When the mass of people believe in something, then it generally becomes true. The value of gold being my favorite example (good electrical conductor, shiny, rare, difficult to convert into something else). That we believe that Gold represents value is the only reason it HAS value… get a grip. Everything in life is belief.

Taleb’s contribution is that belief has financial limiations because leverage can’t go on forever – there are underlying risks and costs.

Fayerabend says similar things about philosophy of science, that if we end up in a cycle of belief then we can create wonderfully complex models for life, but you need to question the statistical underpinnings and whether we have observed enough to turn belief to fact.

Bayes is the unsung hero of experiential-reality… But that’s a longer essay.

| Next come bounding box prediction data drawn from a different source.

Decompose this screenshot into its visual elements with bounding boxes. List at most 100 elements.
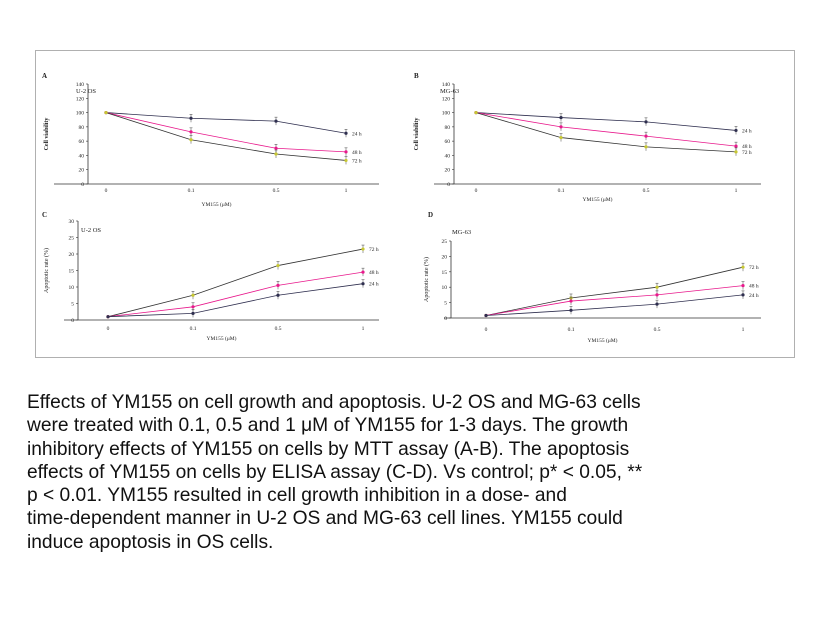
x-tick-label: 0 (475, 188, 478, 194)
data-point (644, 145, 648, 149)
data-point (104, 110, 108, 115)
x-tick-label: 1 (345, 188, 348, 194)
y-tick-label: 5 (71, 302, 74, 308)
caption-line: effects of YM155 on cells by ELISA assay… (27, 461, 643, 483)
y-tick-label: 10 (69, 285, 75, 291)
data-point (191, 311, 195, 315)
x-tick-label: 0.5 (273, 188, 280, 194)
x-tick-label: 0 (485, 327, 488, 333)
data-point (655, 285, 659, 289)
data-point (741, 284, 745, 288)
y-tick-label: 100 (76, 111, 85, 117)
data-point (189, 138, 193, 142)
y-tick-label: 100 (442, 111, 451, 117)
data-point (189, 130, 193, 134)
data-point (655, 302, 659, 306)
data-point (474, 110, 478, 115)
data-point (559, 135, 563, 140)
data-point (276, 283, 280, 287)
data-point (191, 305, 195, 309)
data-point (655, 293, 659, 297)
series-end-label: 24 h (742, 128, 752, 134)
y-tick-label: 120 (76, 96, 85, 102)
y-axis-label: Apoptotic rate (%) (43, 248, 50, 293)
y-tick-label: 140 (442, 82, 451, 88)
series-end-label: 48 h (352, 150, 362, 156)
caption-line: inhibitory effects of YM155 on cells by … (27, 438, 630, 460)
y-axis-label: Cell viability (414, 118, 420, 151)
series-line (107, 248, 364, 318)
figure-caption: Effects of YM155 on cell growth and apop… (27, 391, 817, 554)
figure-frame: A U-2 OS 0 20 40 60 80 100 120 140 0 0.1 0.5 1 YM155 (… (35, 50, 795, 358)
x-tick-label: 0 (107, 326, 110, 332)
data-point (191, 293, 195, 297)
x-axis-label: YM155 (μM) (583, 196, 613, 203)
y-tick-label: 60 (445, 139, 451, 145)
x-tick-label: 0.1 (568, 327, 575, 333)
x-tick-label: 0.5 (643, 188, 650, 194)
series-line (105, 112, 347, 153)
caption-line: time-dependent manner in U-2 OS and MG-6… (27, 508, 623, 530)
y-tick-label: 120 (442, 96, 451, 102)
series-line (107, 283, 364, 318)
x-tick-label: 1 (735, 188, 738, 194)
y-tick-label: 80 (445, 125, 451, 131)
y-tick-label: 5 (444, 301, 447, 307)
x-tick-label: 0.1 (190, 326, 197, 332)
panel-letter: B (414, 72, 419, 80)
y-tick-label: 0 (444, 316, 447, 322)
y-tick-label: 80 (79, 125, 85, 131)
series-line (475, 112, 737, 131)
caption-line: Effects of YM155 on cell growth and apop… (27, 392, 641, 413)
data-point (344, 158, 348, 163)
x-tick-label: 1 (362, 326, 365, 332)
data-point (344, 150, 348, 154)
y-tick-label: 25 (442, 239, 448, 245)
x-tick-label: 0.1 (558, 188, 565, 194)
x-tick-label: 0.1 (188, 188, 195, 194)
series-line (485, 294, 744, 316)
data-point (361, 282, 365, 286)
data-point (484, 313, 488, 318)
x-axis-label: YM155 (μM) (202, 201, 232, 208)
series-end-label: 24 h (369, 282, 379, 288)
x-axis-label: YM155 (μM) (588, 337, 618, 344)
series-end-label: 24 h (352, 131, 362, 137)
series-line (107, 271, 364, 318)
panel-title: MG-63 (440, 88, 459, 95)
y-tick-label: 20 (442, 254, 448, 260)
y-tick-label: 60 (79, 139, 85, 145)
y-tick-label: 10 (442, 285, 448, 291)
series-line (105, 112, 347, 134)
panel-title: U-2 OS (76, 88, 96, 95)
caption-line: were treated with 0.1, 0.5 and 1 μM of Y… (27, 415, 629, 437)
data-point (361, 247, 365, 251)
series-end-label: 48 h (749, 284, 759, 290)
panel-letter: C (42, 211, 47, 219)
panel-letter: A (42, 72, 47, 80)
data-point (361, 270, 365, 274)
y-tick-label: 40 (79, 153, 85, 159)
data-point (274, 152, 278, 156)
caption-line: p < 0.01. YM155 resulted in cell growth … (27, 485, 567, 507)
data-point (569, 308, 573, 312)
data-point (559, 115, 563, 120)
data-point (344, 131, 348, 135)
data-point (644, 134, 648, 138)
data-point (734, 128, 738, 133)
data-point (189, 116, 193, 120)
data-point (741, 293, 745, 297)
panel-title: MG-63 (452, 229, 471, 236)
panel-title: U-2 OS (81, 227, 101, 234)
y-tick-label: 25 (69, 236, 75, 242)
data-point (569, 299, 573, 303)
y-tick-label: 0 (447, 182, 450, 188)
series-end-label: 72 h (749, 265, 759, 271)
y-axis-label: Cell viability (44, 118, 50, 151)
series-line (475, 112, 737, 153)
data-point (734, 150, 738, 154)
data-point (274, 119, 278, 123)
data-point (644, 120, 648, 124)
data-point (274, 146, 278, 150)
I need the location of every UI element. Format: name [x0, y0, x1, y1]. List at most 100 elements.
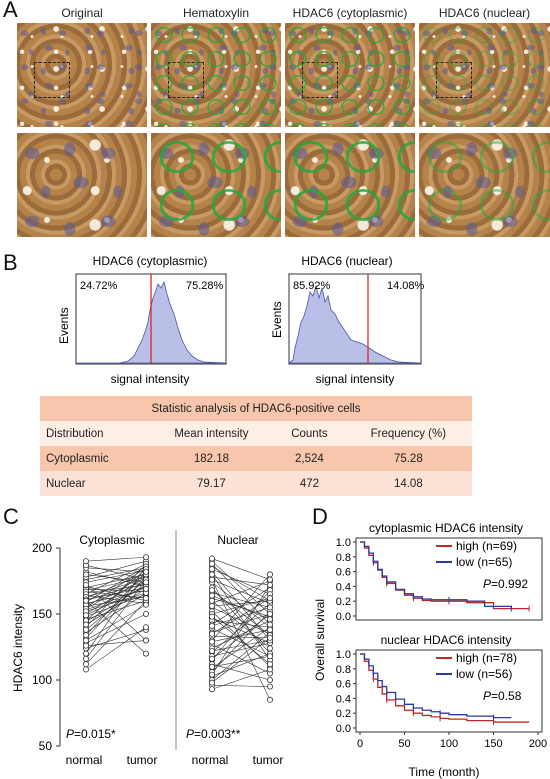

Posted by Nic | Report as abusive

I wrote the following comment on Scott Locklin’s critique of your post on the Gaussian copula, and it’s currently awaiting moderation.
I found your blog post because Felix Salmon, who certainly lives up to his first name, cheerfully provided a link to it in his own blog post of July 21, 2009. Here, you said, “The problem is, houses cost too much because money was too cheap. That’s the financial crisis in one line. It’s not any more complicated than that….” Did I not already have other information and some critical acumen of my own, I might have read your hand-wavy explanation and gone away flattered that I’m among the enlightened.

Assuming that we know what it means for money to be too cheap, that we know when it is too cheap, and that on the given occasion it really was, we’re still faced with the circumstance that housing suffered a bubble this time, while tulip bulbs and companies trading in South America were more or less spared the insane run-up. We must also try to account for the circumstance that house prices didn’t rise at all uniformally across the United States, as one learns from even a little time spent examining the histories of the twenty cities in the Case-Shiller index. Moreover, in order to accept your opinion that “cheap money” was the cause of the housing bubble, we have to assume that hand-wavy quantitative financial analysts, complacent risk managers, authors of legal restrictions on land use, and supposedly powerful members of Congress such as Barney Frank and Chris Dodd are all actually non-causal. So I do think the matter is more complicated than that. Oddly, for one who is so sensitive to others’ simplifications, it appears you may even have made a habit of simplifying. Consider that in this same blog post, you gave us the formula for popular science-writing, then immediately allowed that Isaac Asimov had a much different way of going about it.